英語で情報を取る:RSSリーダー、人口、若者[久松 2011022]

浅見さん、綾部さん、西中さん、須賀さん、丹羽さん:
<関心がありそうな人には転送してもかまいません>
<不要なら、久松に送るな、と言ってください>
<暇な時に読んで頂ければ幸いです>

どうも久松です。なんとなく火曜日にこのメールを配信する
ようになっています。学期が始まれば、あまりメールを書いている
時間もなくなるので、万一、私が採集した情報に関心があれば
ブログを見るようにしてください。
http://cocolog-yoshi.cocolog-nifty.com/

さて、一つインターネット・テクニックを解説しておきましょう。
いわゆる「RSSリーダー」といわれるウェッブ・サービスで、
登録したブログの新情報を自動的に採取してくれるページです。
たとえば、私はPaul Krugmanのブログや、Financial Timesの
Martin Wolfのコラムを登録してあります。こうしておくと、
RSSリーダー」をチェックするだけで、いろんなブログやサイトの
新情報がわかるということになります。

私は「RSSリーダー」として、Googleのリーダーを使っています。
皆さんはtoyo.jpのアドレスのほかに、gmailのアドレスを
持っているかと思いますが、持っていない人は持ってください。
(理由は、toyo.jpのアドレスは、卒業すると失効するからです)
これを取ると、リーダーも使えるようになります。gmailサイトの上の
ほうにリーダーという文字が出てきます。

この「RSSリーダー」というサービスは、『はてな』というネット・サービスでは
「アンテナ」というサービスになっています。つまり、世の中に
アンテナを立てておくというイメージです。これは大事なことですから
どうぞトライしてみてください。ある意味では、twitterでフォローするのと
似ていますが、140字をフォローするのと、ブログやコラムの長文に
付き合うのは似て非なる作業なので、そういうこともできるように
なっておいてください。

閑話休題(さて)、今日のお題は、「RSSリーダー、人口、そして若者」です。
RSSリーダーの話はもう済みました。次は人口話です。英語で言うと
demographyですが、ご存じだといいのですが、最近、政治経済と人口話
よくピックアップされています。「少子高齢化」の日本では、毎日のように
その経済との関係が新聞に取り上げられていますが、バブルとの関係や
経済成長との関係も話題になっています。

バブルとの関係では、「逆依存人口比率と経済」という
このブログ・ポストが参考になります。
http://d.hatena.ne.jp/himaginary/20110202/this_time_may_truly_be_different
現在、中国の不動産バブルが懸念されていますが、グラフを見ると
実際バブルは存在し、ひょっとするとここ数年で崩壊するのではないか
という気になります。元発表は、日本銀行副総裁の西村清彦氏の学会講演
ですあり、英語の講演原稿が日銀サイトに掲載されています。
http://www.boj.or.jp/en/announcements/press/koen_2011/data/ko110111a.pdf

この他、人口と経済成長との関連で、知っておくべき用語は
「人口配当」、「人口ボーナス」、「人口オーナス」という三つ単語です。
英語では、demographic dividend, demographic bonus,
demographic onusという言葉に馴染んでおいてもらえると
よいと思います。なお、dividendという単語は、配当であり、
株を所有しているとその会社から支払われるお金のことです。
比喩として「peace dividend」(平和の配当)というような言い方も
するので頭に入れるべき単語です。久松ゼミはBusiness Economicsの
ゼミですので、そういう意味でもone of the must-remember wordsです。

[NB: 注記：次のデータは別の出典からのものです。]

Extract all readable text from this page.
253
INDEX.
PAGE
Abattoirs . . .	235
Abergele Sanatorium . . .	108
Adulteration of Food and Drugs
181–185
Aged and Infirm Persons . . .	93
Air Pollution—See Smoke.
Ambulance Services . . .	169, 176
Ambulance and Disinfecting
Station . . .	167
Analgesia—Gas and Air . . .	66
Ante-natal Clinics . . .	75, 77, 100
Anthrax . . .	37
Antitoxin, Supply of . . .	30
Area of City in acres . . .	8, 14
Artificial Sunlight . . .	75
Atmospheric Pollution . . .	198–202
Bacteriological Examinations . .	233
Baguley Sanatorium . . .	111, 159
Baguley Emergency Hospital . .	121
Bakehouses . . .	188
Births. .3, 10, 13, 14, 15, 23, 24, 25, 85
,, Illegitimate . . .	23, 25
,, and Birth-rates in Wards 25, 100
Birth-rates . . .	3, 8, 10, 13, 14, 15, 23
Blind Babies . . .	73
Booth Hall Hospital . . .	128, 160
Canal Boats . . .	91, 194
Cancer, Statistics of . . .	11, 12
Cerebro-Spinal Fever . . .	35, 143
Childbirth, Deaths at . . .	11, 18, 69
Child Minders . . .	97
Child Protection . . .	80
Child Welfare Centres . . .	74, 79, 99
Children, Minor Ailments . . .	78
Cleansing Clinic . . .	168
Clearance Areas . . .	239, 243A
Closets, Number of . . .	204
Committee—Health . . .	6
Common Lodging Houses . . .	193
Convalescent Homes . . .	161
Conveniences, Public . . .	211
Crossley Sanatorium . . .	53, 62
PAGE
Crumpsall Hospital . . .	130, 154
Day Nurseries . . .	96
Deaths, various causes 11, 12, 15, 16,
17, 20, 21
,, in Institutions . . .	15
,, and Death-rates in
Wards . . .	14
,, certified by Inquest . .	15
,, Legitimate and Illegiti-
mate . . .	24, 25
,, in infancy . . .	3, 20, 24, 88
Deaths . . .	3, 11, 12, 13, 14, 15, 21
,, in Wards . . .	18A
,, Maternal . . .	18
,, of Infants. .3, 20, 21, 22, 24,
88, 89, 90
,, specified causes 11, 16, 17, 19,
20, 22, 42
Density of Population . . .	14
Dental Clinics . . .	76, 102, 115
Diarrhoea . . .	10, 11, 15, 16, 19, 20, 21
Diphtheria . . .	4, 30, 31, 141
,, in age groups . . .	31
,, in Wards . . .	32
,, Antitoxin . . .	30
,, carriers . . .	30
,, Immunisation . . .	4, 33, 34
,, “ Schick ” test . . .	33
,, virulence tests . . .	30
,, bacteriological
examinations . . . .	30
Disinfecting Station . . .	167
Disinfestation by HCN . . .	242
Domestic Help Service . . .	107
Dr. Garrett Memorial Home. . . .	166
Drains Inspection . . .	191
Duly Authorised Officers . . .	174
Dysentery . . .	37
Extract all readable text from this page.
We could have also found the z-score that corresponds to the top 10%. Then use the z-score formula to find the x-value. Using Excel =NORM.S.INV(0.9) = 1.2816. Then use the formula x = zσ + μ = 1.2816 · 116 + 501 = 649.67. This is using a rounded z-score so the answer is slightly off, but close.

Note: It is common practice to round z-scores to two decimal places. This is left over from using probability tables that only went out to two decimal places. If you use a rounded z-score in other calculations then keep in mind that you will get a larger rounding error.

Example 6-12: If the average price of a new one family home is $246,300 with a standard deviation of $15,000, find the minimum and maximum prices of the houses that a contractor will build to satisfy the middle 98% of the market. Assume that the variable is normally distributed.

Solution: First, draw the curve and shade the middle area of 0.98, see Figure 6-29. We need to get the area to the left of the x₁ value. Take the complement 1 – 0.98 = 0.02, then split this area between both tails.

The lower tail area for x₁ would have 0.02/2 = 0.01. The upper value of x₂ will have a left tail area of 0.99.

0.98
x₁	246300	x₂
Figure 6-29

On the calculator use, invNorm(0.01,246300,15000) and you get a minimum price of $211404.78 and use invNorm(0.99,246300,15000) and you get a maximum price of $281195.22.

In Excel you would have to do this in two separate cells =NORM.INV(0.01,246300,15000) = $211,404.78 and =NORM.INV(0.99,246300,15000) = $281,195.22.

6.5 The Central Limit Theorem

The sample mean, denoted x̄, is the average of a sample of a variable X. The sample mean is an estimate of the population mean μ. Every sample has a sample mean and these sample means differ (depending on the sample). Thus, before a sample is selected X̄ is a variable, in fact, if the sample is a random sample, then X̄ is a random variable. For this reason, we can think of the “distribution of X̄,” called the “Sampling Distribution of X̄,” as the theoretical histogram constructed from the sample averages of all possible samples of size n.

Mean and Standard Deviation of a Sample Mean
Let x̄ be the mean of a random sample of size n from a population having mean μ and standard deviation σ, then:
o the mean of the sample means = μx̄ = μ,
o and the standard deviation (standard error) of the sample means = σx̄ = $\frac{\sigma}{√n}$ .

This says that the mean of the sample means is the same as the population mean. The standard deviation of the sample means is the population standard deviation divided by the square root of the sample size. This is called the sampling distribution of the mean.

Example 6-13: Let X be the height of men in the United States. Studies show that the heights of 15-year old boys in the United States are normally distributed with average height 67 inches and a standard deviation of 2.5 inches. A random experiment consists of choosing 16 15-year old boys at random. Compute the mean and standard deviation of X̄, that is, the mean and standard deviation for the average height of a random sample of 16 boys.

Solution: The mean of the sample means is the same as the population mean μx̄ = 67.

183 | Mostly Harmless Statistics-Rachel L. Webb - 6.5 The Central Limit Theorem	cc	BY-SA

もう一つ、人口についての最近の話題は、やはりエジプトそしてアラブ世界です。
若年人口が多く、そのため若年失業が多く、社会への不満が大きくなり、
今回の「民衆蜂起・政権転覆」に繋がったという解説です。
この点に関して、とてもinsightfulな(見通しの良い)コラムはFinancial Times (FT)の
コラムニストであるマーティン・ウルフ氏による
"Why the world's youth is in a revolting state of mind"
です。

私がハッとしたと思ったウルフ氏の見通しの良さは、最後から三段落目にあります。
日本を含めた先進国も、現在中東が体験している人口転換を経験した時期があり、
それは20世紀の中盤であり、この時期に先進国は若者を使って何をしたか、
それは戦争(例:第二次世界大戦)だと言うのです。
たしかに、戦争をするときに動員されるのは若者ですね。
まだリビアの状況があり、まだ色々状況は変化するのでわかりませんが、
現在の中東情勢は、戦争をしてしまった20世紀中盤の先進国より「賢明」だ
と言えるかもしれません。そういう歴史感覚を持てば、「民主主義の経験が
無い中近東諸国は今後あぶない」というよく見られる発言にかすかに
漂う「驕り(arrogance)」から自分を防ぐことができます。
こういう歴史を見据えた発言は、米国の識者よりも
英国を含めた欧州の識者から出てくることが多いので、参考になります。

もし万一、世界の経済発展と若者との関係を概観したいという人がいれば、
世界銀行『世界開発報告2007:経済開発と次世代』を図書館で
ブラウズすることをお勧めします。
http://www.ittosha.co.jp/isbn978-4-903532-06-6.html
英語版なら無料で読めます。
http://web.worldbank.org/WBSITE/EXTERNAL/EXTDEC/EXTRESEARCH/EXTWDRS/EXTWDR2007/0,,menuPK:1489865~pagePK:64167702~piPK:64167676~theSitePK:1489834,00.html

今回の中東、特にエジプトの状況は、人口だけでなく
通信技術(例:Facebook)、人口(若者)、群衆と権力、都市、宗教(例:イスラム)と
いろんなキーワードが出てきているので、極東の人間にとっては格好の思考実験になります。
もしできれば、いろいろ考えてみてください。

では。

久松

追伸:待っていたDani Rodrik著Globalization Paradoxが電子書籍
昨日配信されたので、読み始めました。世の中、便利になったものです。